| Chandigarh |
Published: February 14, 2018 3:58 am
The Manohar Lal Khattar government had prior information that violence would break out in Panchkula if Dera Sacha Sauda chief Gurmeet Ram Rahim Singh was convicted in the rape case against him. The 2700-page chargesheet against, Ram Rahim’s aide Honeypreet and other Dera members makes clear that the state police was intercepting calls of Dera leaders and their followers as they spoke to each other and planned for an unfavourable verdict, discussed supply and distribution of weapons, and routes and modes of transport to reach Panchkula.
Ram Rahim’s August 25 conviction led to turmoil in Panchkula for a few hours, during which his followers torched buildings and vehicles in the city centre and the police and paramilitary responded by shooting to kill. As many as 40 were killed by the police and 200 injured in Panchkula and Sirsa where the violence erupted.
The call intercepts now form the bulk of the evidence against Honeypreet, who has been charged with sedition and criminal conspiracy besides various other provisions punishable under Indian Penal Code. The chargesheet contains 200 pages of transcripts alone. The other evidence in the chargesheet includes statements given by the accused to the police, photographs of violence, statements of policemen and other officials present on the spot.
Among the phone intercept transcripts are a call received by a Dera follower on August 23, five days before the verdict, from a person who was conveying a decision by the “45-member committee” of the Dera’s leadership on when and where to obtain weapons. “Hum Sector 4 ke pass hain..das pandrah hazar hain.. Pul ke pass 20 Rs mein lathi, 40 Rs mein gandasi, 70 Rs mein talvar aur chote-chote khunte 20-20 Rs mein hain. le jao tum.. humne to sabhi sangat ke hath mein diye hain.andhere hone par hi kaam chalega,” one of the calls’ intercept reads.
Six days before the verdict, on August 19, a woman in Fatehabad called Dera district leader Pyare Lal and informed him that she had received a message to arm the followers headed from her area to Panchkula with kerosene, acid, lathis and sticks with them.
“Bhai ji hum jo sangat ki gadiyan bhej rahe hain unke sath miti ka tel tezab lathi or dande bhejne ke aadesh hain mere ko abhi message mila hai maine aapko bata diya…,” said another call intercept, to which Pyare Lal agreed.
In other phone calls, Dera leaders and followers purportedly told each other to travel in groups of five or six vehicles and to carry umbrellas with pointed ends.
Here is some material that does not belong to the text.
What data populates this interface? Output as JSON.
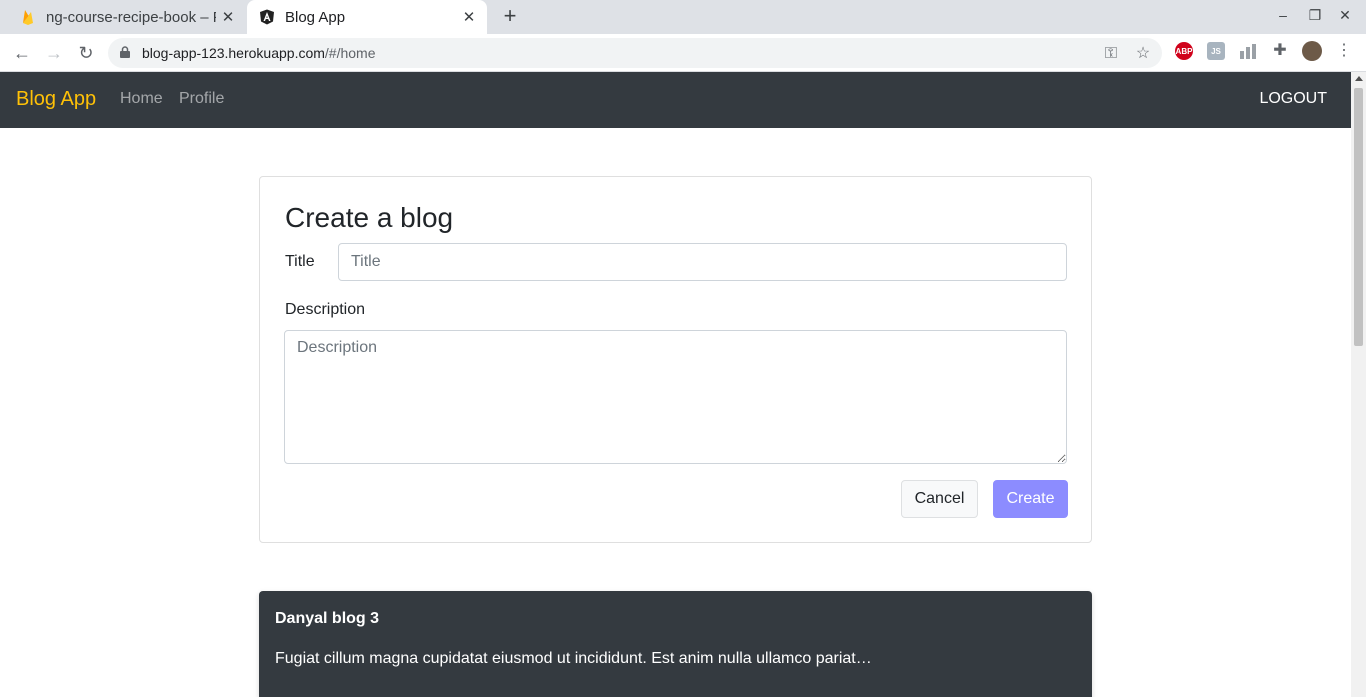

In one, a caller is heard asking a Dera leader what would happen in the event of an unfavourable verdict. The response was “panga toh karenge” (shall create trouble). Asked why the government had not acted on this evidence to prevent the build up of people, Rajesh Khullar, Principal Secretary to Chief Minister, told The Indian Express: “If people were having such conversations, it is quite likely that the police was keeping an eye on them.”
He said the government had handled the situation “really well”. Haryana DGP B S Sandhu conceded that the police had prior information on the possibility of violence breaking out. “But our main motive was to get the Dera chief to the court. I agree, we were listening to calls but it is not that we kept sitting idle. Behind the scenes, we did take some preventive action”, Sandhu told The Indian Express.
Another senior Haryana police officer said that they had conveyed to the government about the plans as heard in the calls but were asked not to stop them from entering the city. “We were told what if the Baba (Dera chief) is acquitted…so why invite their wrath by stopping them from coming to Panchkula…but at the same time we had been asked to be prepared for the worst as well,” he said. The evidentiary value of the transcripts is also questionable, lawyes said.
“If the voice samples are not taken to prove these transcripts or the person refuses to give voice samples, these transcripts would not stand in the court,” said Manbir Singh Rathi, a senior Panchkula advocate.